As Appadurai contends (1996), the world of the present witnesses “moving images meeting
deterritorialized viewers” (p.4), which creates diasporic public spheres as part of the cultural dynamic of
urban life in most countries and continents. At the same time, transnational capital, which is no longer
linked to a particular place but hovers above the world in the global ether looking for cheap labor and
profitable markets, stimulates mass migration worldwide. Along their routes of migration, diaspora
members carry with them memories, customs, music, and beliefs, which in turn are mediated by the
media, Naficy maintains (1999). In other words, transnational capital, mass migration, and media
saturation are embedded in each other’s conditions and stimulate each other’s movements. And this
constructs the reality of the current world.

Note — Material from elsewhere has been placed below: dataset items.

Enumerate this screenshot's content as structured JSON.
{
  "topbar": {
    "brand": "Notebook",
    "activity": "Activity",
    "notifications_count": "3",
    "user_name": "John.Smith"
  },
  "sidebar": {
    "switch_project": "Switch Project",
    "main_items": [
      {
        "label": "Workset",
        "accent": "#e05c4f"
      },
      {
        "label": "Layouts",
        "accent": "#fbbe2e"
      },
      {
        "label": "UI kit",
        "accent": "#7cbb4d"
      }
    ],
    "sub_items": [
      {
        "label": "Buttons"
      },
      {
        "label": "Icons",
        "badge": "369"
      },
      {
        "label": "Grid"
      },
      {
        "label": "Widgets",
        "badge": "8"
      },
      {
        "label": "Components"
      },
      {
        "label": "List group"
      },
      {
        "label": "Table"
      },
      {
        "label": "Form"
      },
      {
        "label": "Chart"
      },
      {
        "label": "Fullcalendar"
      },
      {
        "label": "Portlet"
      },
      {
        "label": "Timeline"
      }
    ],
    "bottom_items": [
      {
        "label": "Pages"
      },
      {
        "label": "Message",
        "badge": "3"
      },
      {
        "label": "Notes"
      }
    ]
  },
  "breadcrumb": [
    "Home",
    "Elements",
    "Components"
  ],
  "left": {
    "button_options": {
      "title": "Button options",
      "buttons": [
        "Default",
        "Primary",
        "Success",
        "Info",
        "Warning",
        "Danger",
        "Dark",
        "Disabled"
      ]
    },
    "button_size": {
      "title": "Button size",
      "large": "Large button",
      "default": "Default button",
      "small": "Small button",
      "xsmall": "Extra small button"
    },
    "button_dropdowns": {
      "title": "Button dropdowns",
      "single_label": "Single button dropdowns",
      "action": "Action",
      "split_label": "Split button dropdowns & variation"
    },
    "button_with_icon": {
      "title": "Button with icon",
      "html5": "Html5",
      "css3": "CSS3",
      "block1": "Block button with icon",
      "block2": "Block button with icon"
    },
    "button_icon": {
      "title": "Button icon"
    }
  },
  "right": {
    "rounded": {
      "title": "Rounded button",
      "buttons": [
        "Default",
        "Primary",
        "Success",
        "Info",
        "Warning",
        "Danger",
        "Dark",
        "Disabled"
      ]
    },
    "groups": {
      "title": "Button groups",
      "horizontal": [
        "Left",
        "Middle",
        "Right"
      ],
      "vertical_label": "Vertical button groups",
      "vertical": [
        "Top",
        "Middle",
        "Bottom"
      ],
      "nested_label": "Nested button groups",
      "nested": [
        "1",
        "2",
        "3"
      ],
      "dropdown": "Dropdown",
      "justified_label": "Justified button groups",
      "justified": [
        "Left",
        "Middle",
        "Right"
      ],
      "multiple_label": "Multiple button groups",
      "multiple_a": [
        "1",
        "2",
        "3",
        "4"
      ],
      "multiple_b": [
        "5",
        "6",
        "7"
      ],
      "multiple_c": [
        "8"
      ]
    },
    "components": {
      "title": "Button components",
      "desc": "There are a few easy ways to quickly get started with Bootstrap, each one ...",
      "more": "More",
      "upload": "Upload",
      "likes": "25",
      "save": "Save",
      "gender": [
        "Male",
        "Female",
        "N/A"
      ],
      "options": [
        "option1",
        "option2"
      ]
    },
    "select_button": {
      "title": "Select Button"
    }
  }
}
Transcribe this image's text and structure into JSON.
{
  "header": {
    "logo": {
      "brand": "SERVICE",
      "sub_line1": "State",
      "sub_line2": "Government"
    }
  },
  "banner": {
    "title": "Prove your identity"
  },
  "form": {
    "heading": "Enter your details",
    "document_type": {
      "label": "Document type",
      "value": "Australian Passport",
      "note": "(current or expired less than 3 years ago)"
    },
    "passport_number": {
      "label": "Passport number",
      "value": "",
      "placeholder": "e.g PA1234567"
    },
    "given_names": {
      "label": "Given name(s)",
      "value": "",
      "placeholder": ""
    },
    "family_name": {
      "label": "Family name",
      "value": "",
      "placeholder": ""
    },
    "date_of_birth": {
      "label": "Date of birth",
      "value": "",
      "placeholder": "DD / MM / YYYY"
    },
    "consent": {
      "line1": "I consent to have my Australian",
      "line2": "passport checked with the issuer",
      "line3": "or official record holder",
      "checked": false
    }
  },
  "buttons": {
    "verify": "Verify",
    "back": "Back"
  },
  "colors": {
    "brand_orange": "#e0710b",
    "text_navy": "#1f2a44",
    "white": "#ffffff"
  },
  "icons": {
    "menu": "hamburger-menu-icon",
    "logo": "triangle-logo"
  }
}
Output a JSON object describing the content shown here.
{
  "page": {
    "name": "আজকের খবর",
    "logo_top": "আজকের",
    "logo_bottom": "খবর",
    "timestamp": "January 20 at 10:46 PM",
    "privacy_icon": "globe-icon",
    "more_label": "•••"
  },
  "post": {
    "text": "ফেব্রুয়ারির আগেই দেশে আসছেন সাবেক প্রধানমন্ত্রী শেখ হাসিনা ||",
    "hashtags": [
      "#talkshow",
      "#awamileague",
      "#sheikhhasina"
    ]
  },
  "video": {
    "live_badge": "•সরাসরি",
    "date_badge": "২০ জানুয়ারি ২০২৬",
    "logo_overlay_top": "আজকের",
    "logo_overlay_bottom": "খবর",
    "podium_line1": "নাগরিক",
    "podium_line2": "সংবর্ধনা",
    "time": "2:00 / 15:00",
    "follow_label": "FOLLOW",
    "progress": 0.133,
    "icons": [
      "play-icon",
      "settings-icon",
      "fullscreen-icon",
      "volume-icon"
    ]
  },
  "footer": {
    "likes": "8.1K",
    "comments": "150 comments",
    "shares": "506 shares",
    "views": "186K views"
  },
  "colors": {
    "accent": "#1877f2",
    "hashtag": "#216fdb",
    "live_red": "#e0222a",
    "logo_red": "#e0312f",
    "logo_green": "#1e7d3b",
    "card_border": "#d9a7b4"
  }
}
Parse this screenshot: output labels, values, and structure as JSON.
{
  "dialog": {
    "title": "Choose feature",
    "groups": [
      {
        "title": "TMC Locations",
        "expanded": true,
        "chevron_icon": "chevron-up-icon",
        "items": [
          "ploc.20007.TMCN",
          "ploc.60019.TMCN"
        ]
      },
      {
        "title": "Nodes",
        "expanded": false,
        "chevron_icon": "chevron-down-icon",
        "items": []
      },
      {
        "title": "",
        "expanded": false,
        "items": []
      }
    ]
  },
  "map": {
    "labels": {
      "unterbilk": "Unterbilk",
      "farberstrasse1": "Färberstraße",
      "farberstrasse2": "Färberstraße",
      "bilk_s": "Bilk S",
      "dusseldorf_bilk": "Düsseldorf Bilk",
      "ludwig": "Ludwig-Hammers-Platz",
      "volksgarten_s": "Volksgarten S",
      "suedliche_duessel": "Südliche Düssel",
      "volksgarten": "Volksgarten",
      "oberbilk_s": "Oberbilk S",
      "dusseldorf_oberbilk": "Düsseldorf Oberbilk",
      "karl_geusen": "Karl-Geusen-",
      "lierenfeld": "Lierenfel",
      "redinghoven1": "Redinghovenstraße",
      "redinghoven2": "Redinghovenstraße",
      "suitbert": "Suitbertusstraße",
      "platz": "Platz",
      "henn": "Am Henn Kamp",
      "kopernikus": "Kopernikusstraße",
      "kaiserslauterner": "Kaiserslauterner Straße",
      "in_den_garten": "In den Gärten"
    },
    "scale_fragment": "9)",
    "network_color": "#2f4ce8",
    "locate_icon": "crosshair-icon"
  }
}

Chinese diaspora members constitute a major group of migrants in this global movement.
According to the 2002 report of the U.S. Bureau of Census (2002), the Chinese are the largest Asian
minority group in the United States. Over 2.7 million Americans are of Chinese origin. There are also 1.3
million non-citizen Chinese in the U.S., who are categorized as refugees, permanent residents, and people
on temporary visas. Many among the Chinese diaspora population are not white-collar professionals but
unskilled workers. According to Hamamoto (1997), the fundamental transformation of the global
economy into the transnational capitalism of the late twentieth century has stimulated heavy flows of non-
skilled Third World immigrant workers into Western metropolitan areas. Chinese women, along with
other women of color, have constituted a stratum of easily exploitable “cheap” labor in a number of labor-
intensive industries, such as the garment industry in New York City, and the electronics industry in
northern California and the Boston area. As documented by Fuentes and Ehrenreich (1983), in the U.S.